How to make proof-of-work mining more efficient
When measuring the energy efficiency of proof-of-work mining, analysts typically use BTC as a benchmark. However, using BTC as a standard has led researchers to draw conclusions that do not accurately encapsulate all PoW networks.
"There is a misconception that PoW consensus mechanisms are computationally unscalable and overly energy intensive. This is a salient point for blockchain researchers who use BTC as a PoW benchmark. New independent blockchain energy modeling confirms that block size and throughput have a significant impact on PoW efficiency. BTC block sizes are limited to 1MB and occur on average once every 10 minutes. Having a capped block size limits how many transactions can be included, which has a direct negative impact on its carbon footprint," Daugherty explained.
"In contrast, Bitcoin SV (BSV) is a PoW enterprise blockchain with unlimited blocks and utilities for securely sharing, transmitting, managing, immutably storing, monetizing, validating and leveraging data, enabling more than just "storing" valuable. As a result, the environmental impact of this technology, including its carbon footprint, decreases as utilization and networking increases," he added.

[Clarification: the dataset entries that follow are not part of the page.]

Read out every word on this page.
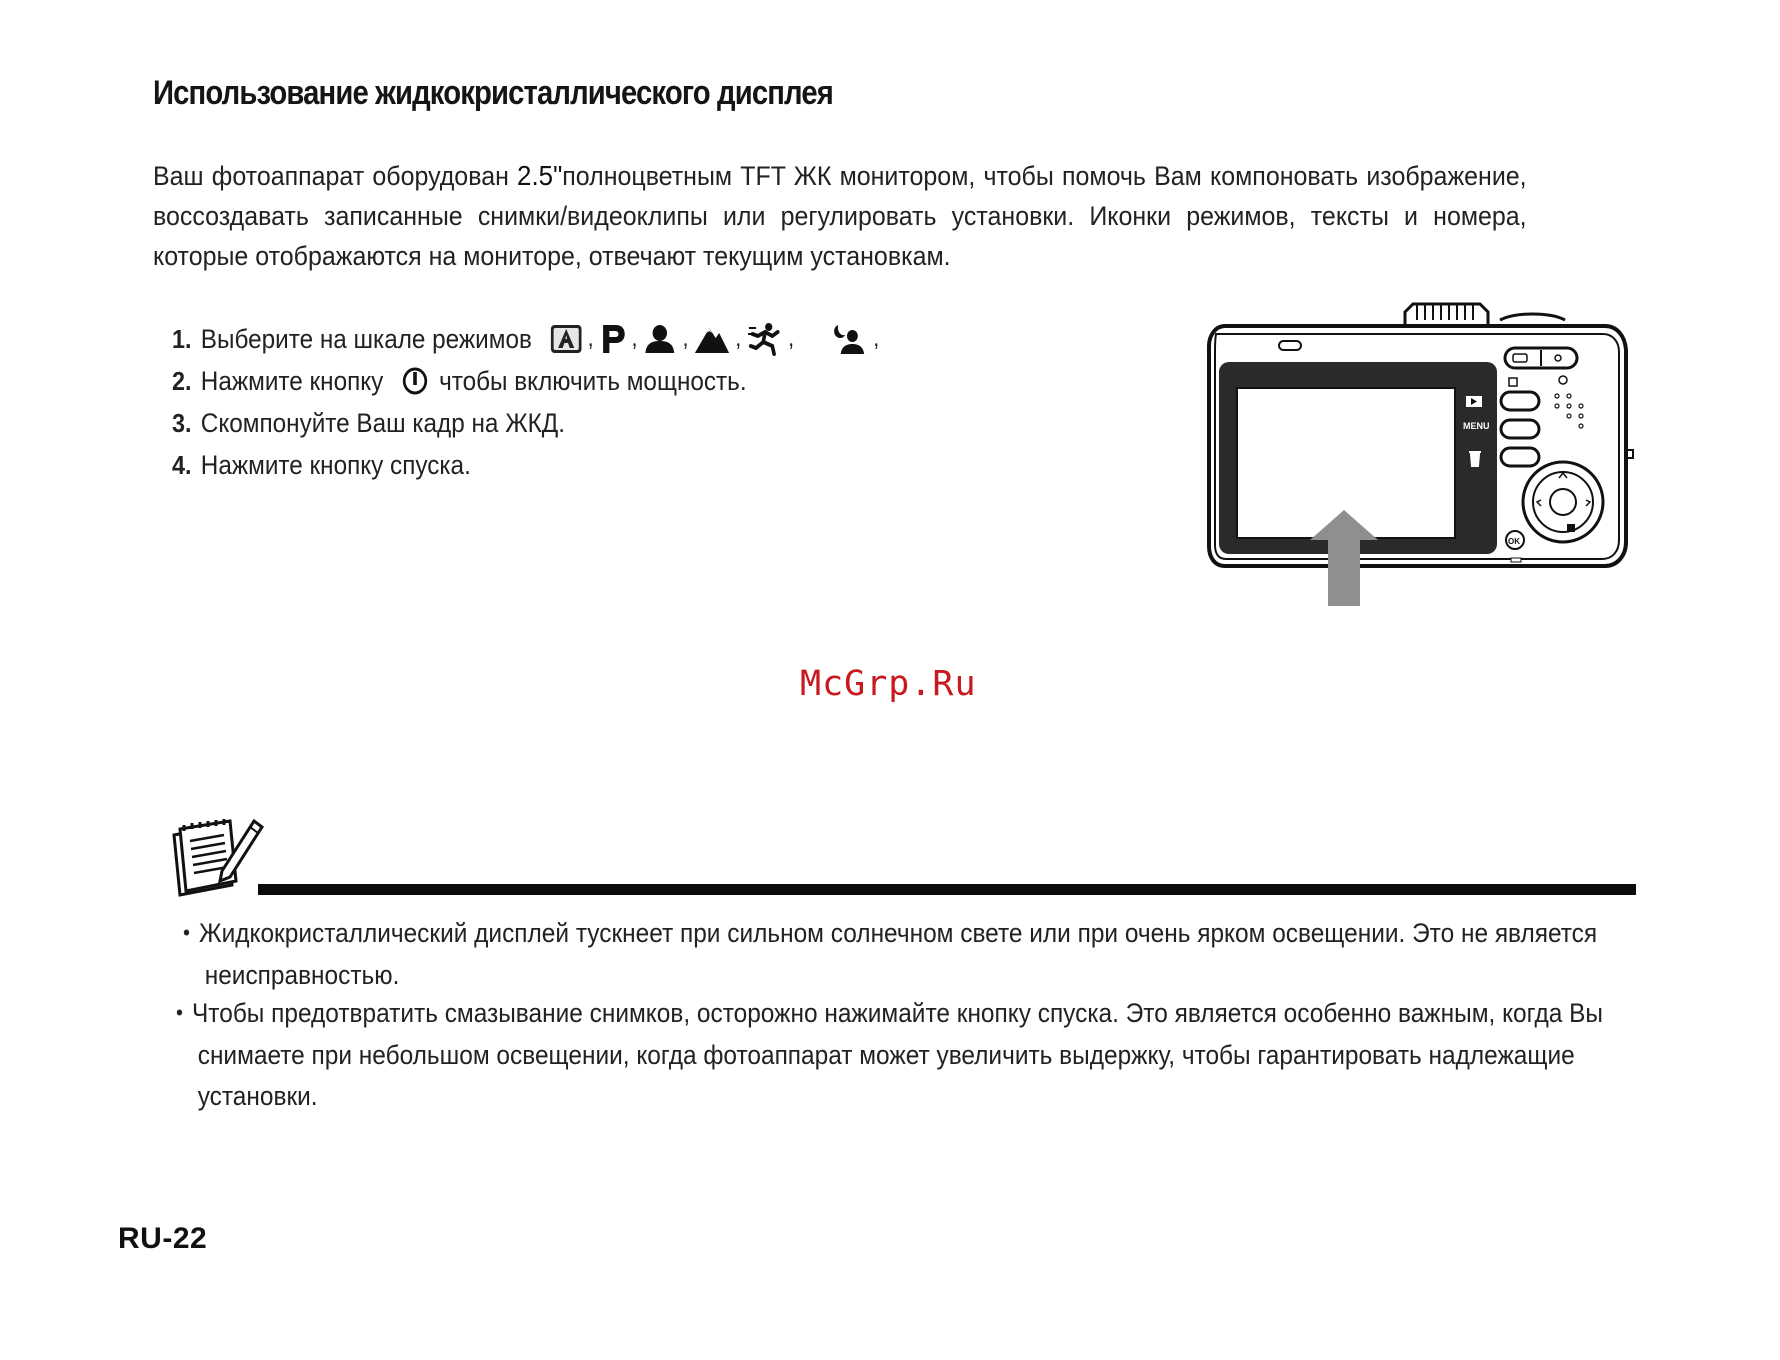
Использование жидкокристаллического дисплея

Ваш фотоаппарат оборудован 2.5"полноцветным TFT ЖК монитором, чтобы помочь Вам компоновать изображение, воссоздавать записанные снимки/видеоклипы или регулировать установки. Иконки режимов, тексты и номера, которые отображаются на мониторе, отвечают текущим установкам.

1. Выберите на шкале режимов , , , , ,	,
2. Нажмите кнопку чтобы включить мощность.
3. Скомпонуйте Ваш кадр на ЖКД.
4. Нажмите кнопку спуска.
MENU
OK

McGrp.Ru

• Жидкокристаллический дисплей тускнеет при сильном солнечном свете или при очень ярком освещении. Это не является
неисправностью.

• Чтобы предотвратить смазывание снимков, осторожно нажимайте кнопку спуска. Это является особенно важным, когда Вы
снимаете при небольшом освещении, когда фотоаппарат может увеличить выдержку, чтобы гарантировать надлежащие
установки.

RU-22
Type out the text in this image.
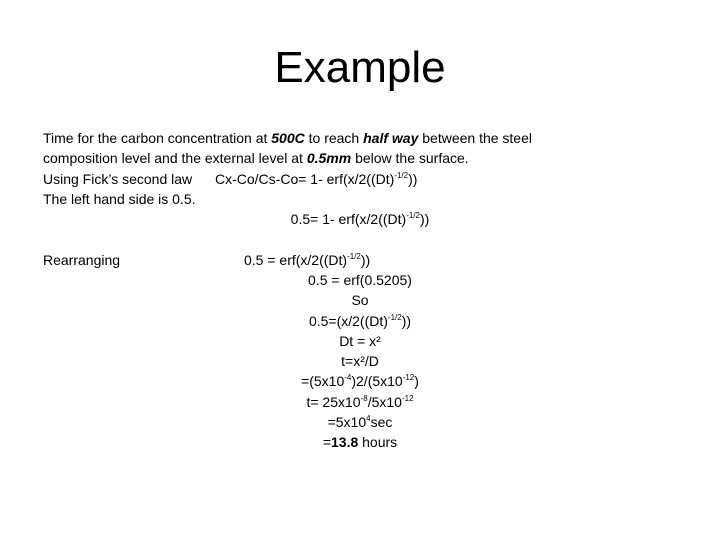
Example
Time for the carbon concentration at 500C to reach half way between the steel
composition level and the external level at 0.5mm below the surface.
Using Fick’s second law Cx-Co/Cs-Co= 1- $erf(x/2((Dt)^{-1/2}))$
The left hand side is 0.5.
0.5= 1- $erf(x/2((Dt)^{-1/2}))$
Rearranging	$0.5 = erf(x/2((Dt)^{-1/2}))$
0.5 = erf(0.5205)
So
$0.5=(x/2((Dt)^{-1/2}))$
Dt = x²
t=x²/D
$=(5x10^{-4})2/(5x10^{-12})$
$t= 25x10^{-8}/5x10^{-12}$
$=5x10^4\sec$
=13.8 hours
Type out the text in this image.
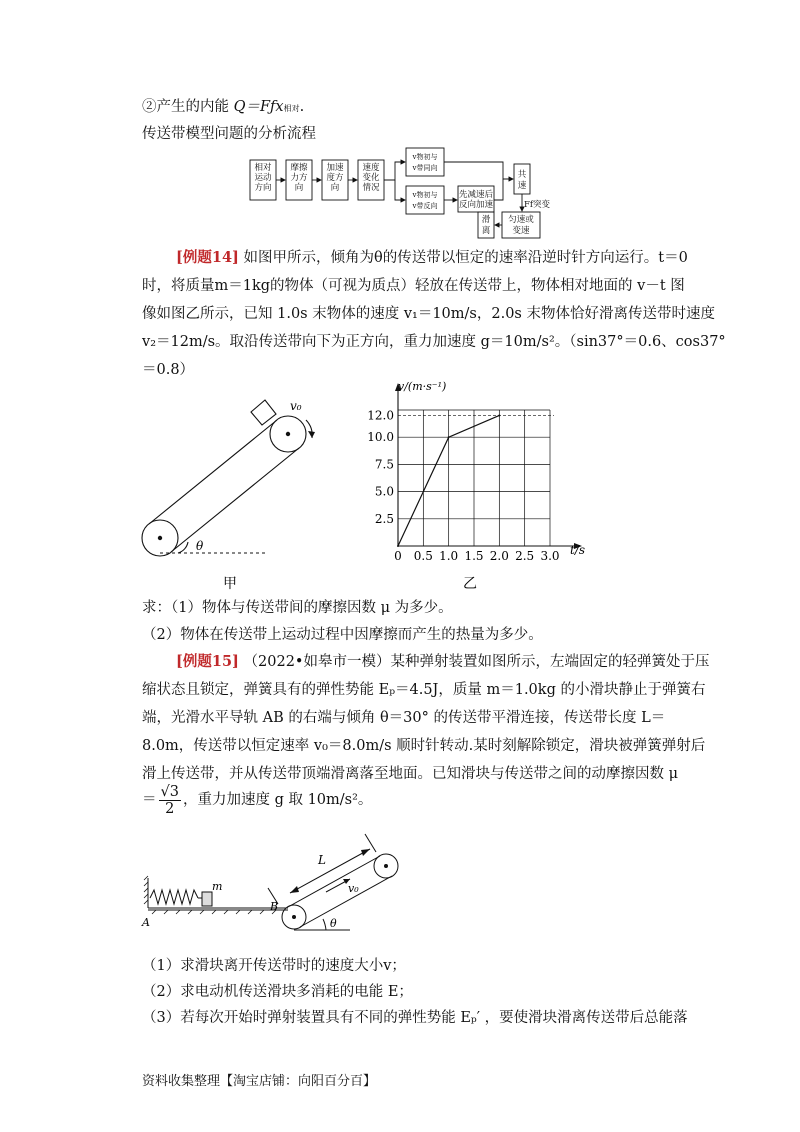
②产生的内能 Q＝Fƒx相对.
传送带模型问题的分析流程
相对
运动
方向
摩擦
力方
向
加速
度方
向
速度
变化
情况
v物初与
v带同向
v物初与
v带反向
先减速后
反向加速
共
速
Ff突变
匀速或
变速
滑
离
[例题14] 如图甲所示，倾角为θ的传送带以恒定的速率沿逆时针方向运行。t＝0
时，将质量m＝1kg的物体（可视为质点）轻放在传送带上，物体相对地面的 v－t 图
像如图乙所示，已知 1.0s 末物体的速度 v₁＝10m/s，2.0s 末物体恰好滑离传送带时速度
v₂＝12m/s。取沿传送带向下为正方向，重力加速度 g＝10m/s²。（sin37°＝0.6、cos37°
＝0.8）
v₀
θ
甲
0 0.5 1.0 1.5 2.0 2.5 3.0
2.5
5.0
7.5
10.0
12.0
v/(m·s⁻¹)
t/s
乙
求：（1）物体与传送带间的摩擦因数 μ 为多少。
（2）物体在传送带上运动过程中因摩擦而产生的热量为多少。
[例题15] （2022•如皋市一模）某种弹射装置如图所示，左端固定的轻弹簧处于压
缩状态且锁定，弹簧具有的弹性势能 Eₚ＝4.5J，质量 m＝1.0kg 的小滑块静止于弹簧右
端，光滑水平导轨 AB 的右端与倾角 θ＝30° 的传送带平滑连接，传送带长度 L＝
8.0m，传送带以恒定速率 v₀＝8.0m/s 顺时针转动.某时刻解除锁定，滑块被弹簧弹射后
滑上传送带，并从传送带顶端滑离落至地面。已知滑块与传送带之间的动摩擦因数 μ
＝ $\frac{√3}{2}$ ，重力加速度 g 取 10m/s²。
m
A
B
L
v₀
θ
（1）求滑块离开传送带时的速度大小v；
（2）求电动机传送滑块多消耗的电能 E；
（3）若每次开始时弹射装置具有不同的弹性势能 Eₚ′ ，要使滑块滑离传送带后总能落
资料收集整理【淘宝店铺：向阳百分百】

BSV has no block size limit. Each block can hold an unlimited amount of data. Although mining BSV blocks consumes roughly the same amount of energy as mining BTC blocks, more data/value is transferred in each block on BSV, which ultimately makes the BSV network more efficient than the BTC network. In fact, a report published in 202 by the Canadian accounting firm MNP concluded that BSV was the most efficient of the BTC, BCH and BSV groups and predicted that BSV would become even more efficient as usage increased.
Is it feasible to ban workload certification?
Although proof-of-stake mining is an energy-efficient alternative to proof-of-work mining, it achieves a different goal for blockchain networks. It introduces new attack vectors that can prevent enterprises from using the blockchain to search for secure global and sustainable distributed data ledgers.
Even if a country or union were to ban proof-of-work mining, the transition to proof-of-stake would not be as easy as flipping a switch.
"Switching from PoW to PoS requires establishing a pledge protocol and rules and engaging stakeholders. After implementing the PoS algorithm, it requires a hard fork. A validator needs to be set up and ready to run when the fork occurs. It can take many years for a mature blockchain to switch from PoW to PoS," Daugherty said.